Tom Withey
30/11/19
R contains a data set which records the eruption time and waiting time between eruptions for the Old Faithful geyser
I have created a shiny app which uses the old faithful data to do the following:
The proportion of data to be used for training is set using an interactive slider, and all plots and outputs are updated accordingly when the 'submit' button is pressed
Based on the slider inut value, the following code (which is made reactive in the server code) creates training and test sets, builds a model and calculates the values predicted by the model
library(caret)
data(faithful)
train_prop <- 0.5 # normally set using the slider
set.seed(333)
train_prop <- train_prop # in the server code this is input$train_prop
inTrain <- createDataPartition(y=faithful$waiting,p=train_prop,list=FALSE)
trainFaith <- faithful[inTrain,]
lm1 <- lm(eruptions ~ waiting,data=trainFaith)
trainFaith$preds <- predict(lm1)
The following code plots the training data (similar code plots the test data)
library(plotly)
p1 <- plot_ly(trainFaith,x=~waiting) %>%
add_trace(y=~eruptions, type = 'scatter',mode='markers',name="Training data") %>%
add_trace(y=~preds,type = 'scatter',mode='lines',name="Fitted model",color='orange')
Finally, the following code reports the linear model parameters and the root mean squared error on the training set (similar code reports the error on the test set)

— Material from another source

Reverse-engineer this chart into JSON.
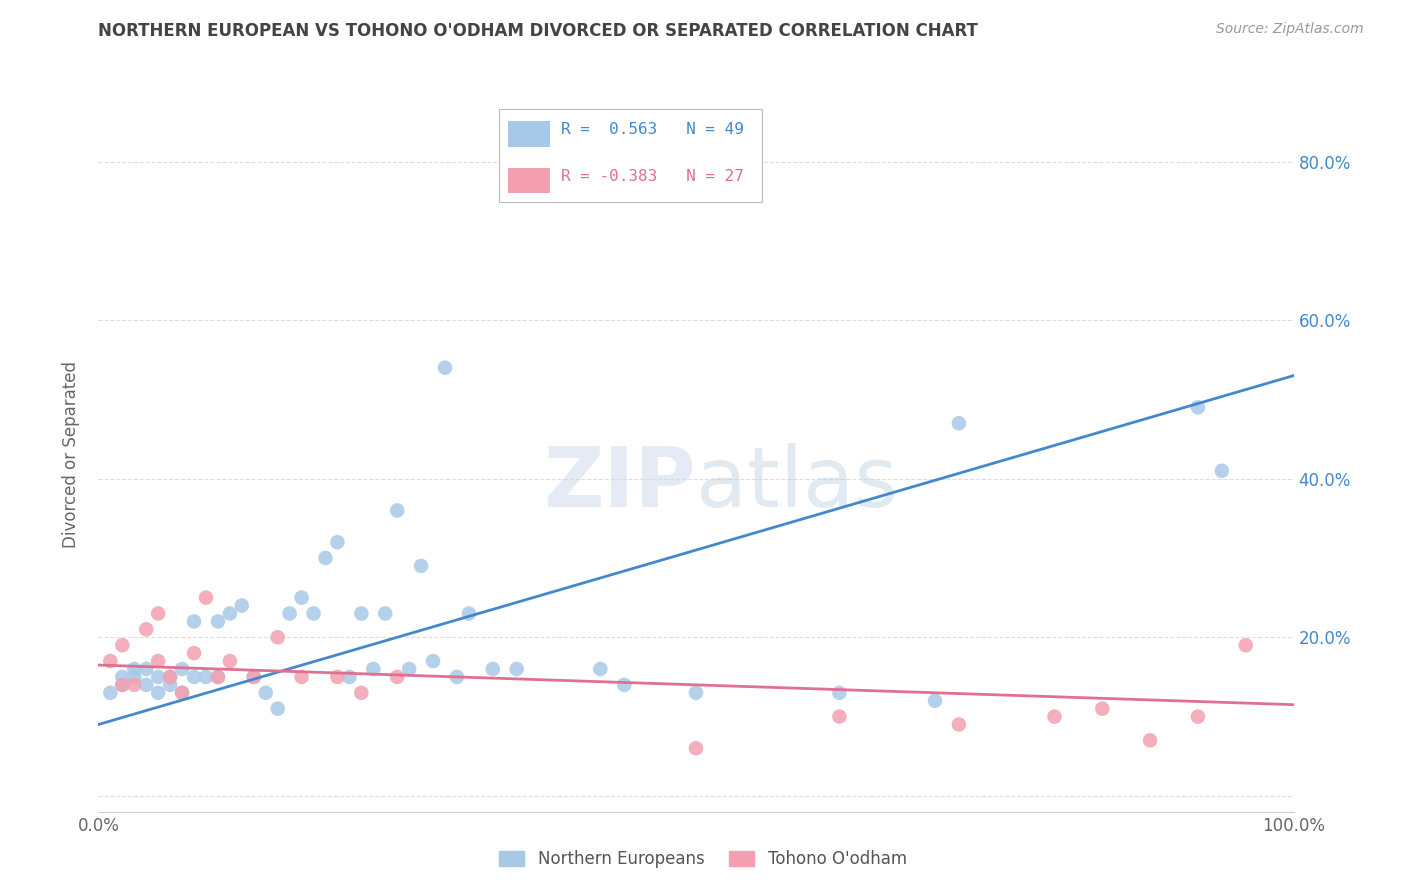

modvals <- lm1$coefficients
paste0("Intercept: ", format(round(modvals[1],2),nsmall=2), " Slope: ",format(round(modvals[2],4),nsmall=4))
[1] "Intercept: -1.65 Slope: 0.0722"
paste0("Eruption time = waiting time * ",format(round(modvals[2],4),nsmall=4)," ",format(round(modvals[1],2),nsmall=2))
[1] "Eruption time = waiting time * 0.0722 -1.65"
sqrt(mean((trainFaith$preds-trainFaith$eruptions)^2))
[1] 0.4904734